A Short But Sweet Angling Session On A Black Country Canal. Three Tips To Increase Your Winter Perch Catch-Rate.


Although winter fishing for perch is obviously more of a challenge than during the summer months, nevertheless with some thought you can still catch once the temperatures – both air and water – drop. There are three tips, below, to improve your winter perch fishing catch-rate. In addition, click the above images to enlarge the fish caught on this session.

One. Location. The fish won’t be as active or as widely distributed as they are during the summer months. The key is to work out where they will be, and on the canal where I was fishing this time, overhanging vegetation next to a lock was an obvious feature. Especially in the winter, don’t expect the fish to come to you, go looking for them.

Two. Bait. Although my favourite bait for perch is a big worm, on this occasion, with the water temperature rock-bottom, I went for a smaller bait. A single red maggot on a size 18 Drennan Super Specialist hook did the business.

The fish I caught – on a light leger set-up – only gave very slight plucks as opposed to the more confident takes that you get when the water is warmer. When the water temperature slows down, so do they.

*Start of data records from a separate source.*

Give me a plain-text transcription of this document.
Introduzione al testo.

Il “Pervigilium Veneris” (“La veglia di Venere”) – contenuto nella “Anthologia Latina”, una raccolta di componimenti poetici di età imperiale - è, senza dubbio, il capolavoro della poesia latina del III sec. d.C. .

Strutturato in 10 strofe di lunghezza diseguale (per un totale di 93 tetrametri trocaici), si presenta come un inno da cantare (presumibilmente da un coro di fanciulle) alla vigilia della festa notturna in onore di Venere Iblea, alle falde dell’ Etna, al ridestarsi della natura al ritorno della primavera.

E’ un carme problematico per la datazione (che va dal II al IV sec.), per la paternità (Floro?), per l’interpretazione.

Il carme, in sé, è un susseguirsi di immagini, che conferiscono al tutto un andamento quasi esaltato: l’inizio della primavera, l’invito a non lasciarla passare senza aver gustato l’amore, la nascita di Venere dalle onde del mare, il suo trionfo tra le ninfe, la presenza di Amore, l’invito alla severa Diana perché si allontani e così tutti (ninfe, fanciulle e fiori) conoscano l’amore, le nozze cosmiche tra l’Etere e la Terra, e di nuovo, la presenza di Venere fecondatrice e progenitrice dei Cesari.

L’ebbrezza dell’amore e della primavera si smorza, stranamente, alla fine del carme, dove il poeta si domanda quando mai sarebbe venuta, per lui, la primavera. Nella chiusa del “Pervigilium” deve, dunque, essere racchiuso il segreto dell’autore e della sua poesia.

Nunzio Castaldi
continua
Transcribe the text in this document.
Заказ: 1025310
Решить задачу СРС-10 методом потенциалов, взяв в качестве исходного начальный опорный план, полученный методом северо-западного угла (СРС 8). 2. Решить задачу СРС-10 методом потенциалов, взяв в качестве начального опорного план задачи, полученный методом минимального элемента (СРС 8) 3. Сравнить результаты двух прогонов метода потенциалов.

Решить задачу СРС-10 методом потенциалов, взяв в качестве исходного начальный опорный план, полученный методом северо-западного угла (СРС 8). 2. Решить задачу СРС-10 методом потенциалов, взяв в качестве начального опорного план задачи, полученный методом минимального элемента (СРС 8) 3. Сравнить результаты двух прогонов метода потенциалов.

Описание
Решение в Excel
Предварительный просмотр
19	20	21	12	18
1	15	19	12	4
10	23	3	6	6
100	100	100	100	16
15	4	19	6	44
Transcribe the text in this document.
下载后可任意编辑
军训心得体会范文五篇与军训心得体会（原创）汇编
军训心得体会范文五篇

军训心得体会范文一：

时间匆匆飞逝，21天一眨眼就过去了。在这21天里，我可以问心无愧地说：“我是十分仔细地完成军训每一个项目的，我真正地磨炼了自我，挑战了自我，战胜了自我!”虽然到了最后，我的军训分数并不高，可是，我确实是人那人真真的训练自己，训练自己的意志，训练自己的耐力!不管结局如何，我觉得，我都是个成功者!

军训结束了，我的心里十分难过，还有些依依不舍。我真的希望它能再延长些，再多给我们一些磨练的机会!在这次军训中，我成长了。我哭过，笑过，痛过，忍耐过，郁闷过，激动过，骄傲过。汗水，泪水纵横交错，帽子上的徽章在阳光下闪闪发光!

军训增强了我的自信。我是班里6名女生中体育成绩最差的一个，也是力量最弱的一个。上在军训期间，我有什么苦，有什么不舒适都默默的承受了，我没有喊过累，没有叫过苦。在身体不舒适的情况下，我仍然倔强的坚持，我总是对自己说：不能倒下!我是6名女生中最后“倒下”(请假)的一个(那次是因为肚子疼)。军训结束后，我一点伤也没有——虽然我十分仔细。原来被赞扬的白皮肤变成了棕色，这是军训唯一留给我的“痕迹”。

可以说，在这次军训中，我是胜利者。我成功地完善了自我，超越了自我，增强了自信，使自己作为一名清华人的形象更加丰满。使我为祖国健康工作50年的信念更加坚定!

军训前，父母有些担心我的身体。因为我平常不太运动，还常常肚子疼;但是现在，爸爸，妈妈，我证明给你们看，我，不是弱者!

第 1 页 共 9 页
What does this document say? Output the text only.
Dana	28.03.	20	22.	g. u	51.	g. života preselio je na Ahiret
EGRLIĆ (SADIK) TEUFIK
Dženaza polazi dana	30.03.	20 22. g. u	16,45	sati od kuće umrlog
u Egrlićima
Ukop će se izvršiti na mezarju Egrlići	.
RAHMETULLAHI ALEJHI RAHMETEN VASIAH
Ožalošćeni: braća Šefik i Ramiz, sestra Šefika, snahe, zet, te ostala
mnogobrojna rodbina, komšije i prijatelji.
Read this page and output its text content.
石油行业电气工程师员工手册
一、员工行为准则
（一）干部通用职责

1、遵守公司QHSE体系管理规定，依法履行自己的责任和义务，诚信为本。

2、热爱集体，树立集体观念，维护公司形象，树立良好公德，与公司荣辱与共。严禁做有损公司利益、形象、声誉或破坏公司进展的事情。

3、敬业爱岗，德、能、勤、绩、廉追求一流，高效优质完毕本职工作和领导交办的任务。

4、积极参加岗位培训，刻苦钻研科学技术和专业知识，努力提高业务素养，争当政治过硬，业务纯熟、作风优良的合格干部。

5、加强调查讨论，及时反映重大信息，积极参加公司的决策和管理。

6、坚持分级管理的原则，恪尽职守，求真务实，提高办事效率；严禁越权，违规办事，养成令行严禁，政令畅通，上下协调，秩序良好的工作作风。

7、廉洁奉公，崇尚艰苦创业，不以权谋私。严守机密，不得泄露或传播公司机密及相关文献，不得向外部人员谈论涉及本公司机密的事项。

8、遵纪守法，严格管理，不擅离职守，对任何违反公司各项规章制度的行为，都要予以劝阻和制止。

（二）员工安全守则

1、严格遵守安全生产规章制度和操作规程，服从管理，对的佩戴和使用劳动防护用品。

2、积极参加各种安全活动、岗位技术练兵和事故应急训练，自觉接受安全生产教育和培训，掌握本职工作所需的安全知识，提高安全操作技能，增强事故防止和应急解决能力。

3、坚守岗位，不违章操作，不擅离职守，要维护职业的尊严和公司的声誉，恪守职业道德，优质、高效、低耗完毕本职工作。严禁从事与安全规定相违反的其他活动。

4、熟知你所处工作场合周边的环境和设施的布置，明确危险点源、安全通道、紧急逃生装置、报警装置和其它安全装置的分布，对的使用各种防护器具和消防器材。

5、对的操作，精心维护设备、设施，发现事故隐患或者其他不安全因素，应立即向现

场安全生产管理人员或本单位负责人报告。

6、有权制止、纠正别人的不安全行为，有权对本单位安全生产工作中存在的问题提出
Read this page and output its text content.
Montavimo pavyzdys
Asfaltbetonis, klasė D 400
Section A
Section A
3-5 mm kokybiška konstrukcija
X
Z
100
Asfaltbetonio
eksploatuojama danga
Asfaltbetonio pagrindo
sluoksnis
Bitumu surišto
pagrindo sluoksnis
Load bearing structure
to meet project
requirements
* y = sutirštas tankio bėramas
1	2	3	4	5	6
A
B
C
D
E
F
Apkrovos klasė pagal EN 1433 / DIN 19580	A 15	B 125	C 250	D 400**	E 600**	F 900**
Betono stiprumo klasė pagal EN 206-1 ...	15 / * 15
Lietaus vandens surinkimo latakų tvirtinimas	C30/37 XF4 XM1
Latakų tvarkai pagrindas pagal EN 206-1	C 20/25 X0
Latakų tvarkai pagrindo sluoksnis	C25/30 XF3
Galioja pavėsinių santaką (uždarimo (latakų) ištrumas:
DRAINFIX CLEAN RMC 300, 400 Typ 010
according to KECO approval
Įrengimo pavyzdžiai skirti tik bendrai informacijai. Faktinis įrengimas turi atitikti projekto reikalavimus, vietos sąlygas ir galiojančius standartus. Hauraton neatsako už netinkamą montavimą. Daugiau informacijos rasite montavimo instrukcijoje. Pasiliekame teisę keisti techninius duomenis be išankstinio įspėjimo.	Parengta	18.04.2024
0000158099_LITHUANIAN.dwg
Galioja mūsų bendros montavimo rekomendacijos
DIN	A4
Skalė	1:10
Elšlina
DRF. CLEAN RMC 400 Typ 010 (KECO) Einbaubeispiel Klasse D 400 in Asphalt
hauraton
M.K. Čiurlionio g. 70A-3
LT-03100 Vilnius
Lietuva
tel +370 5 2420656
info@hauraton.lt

Three. Feeding. Regarding how much bait you throw out, always remember that you can put more out if needs be but once there you can’t take it back. I started off with just a few red maggots, and then as I had a couple of very slight enquiries early on in the one hour session up to dark, I upped it slightly.

In addition, when I caught fish, I checked their mouths and on each occasion, they contained numerous maggots. That told me they were feeding well and I then increased the loose feed accordingly.

The key is to avoid over-feeding as that will kill the swim. Try and work out what’s happening beneath the surface and respond with your loose feed approach. Keep them keen and competitive with each other.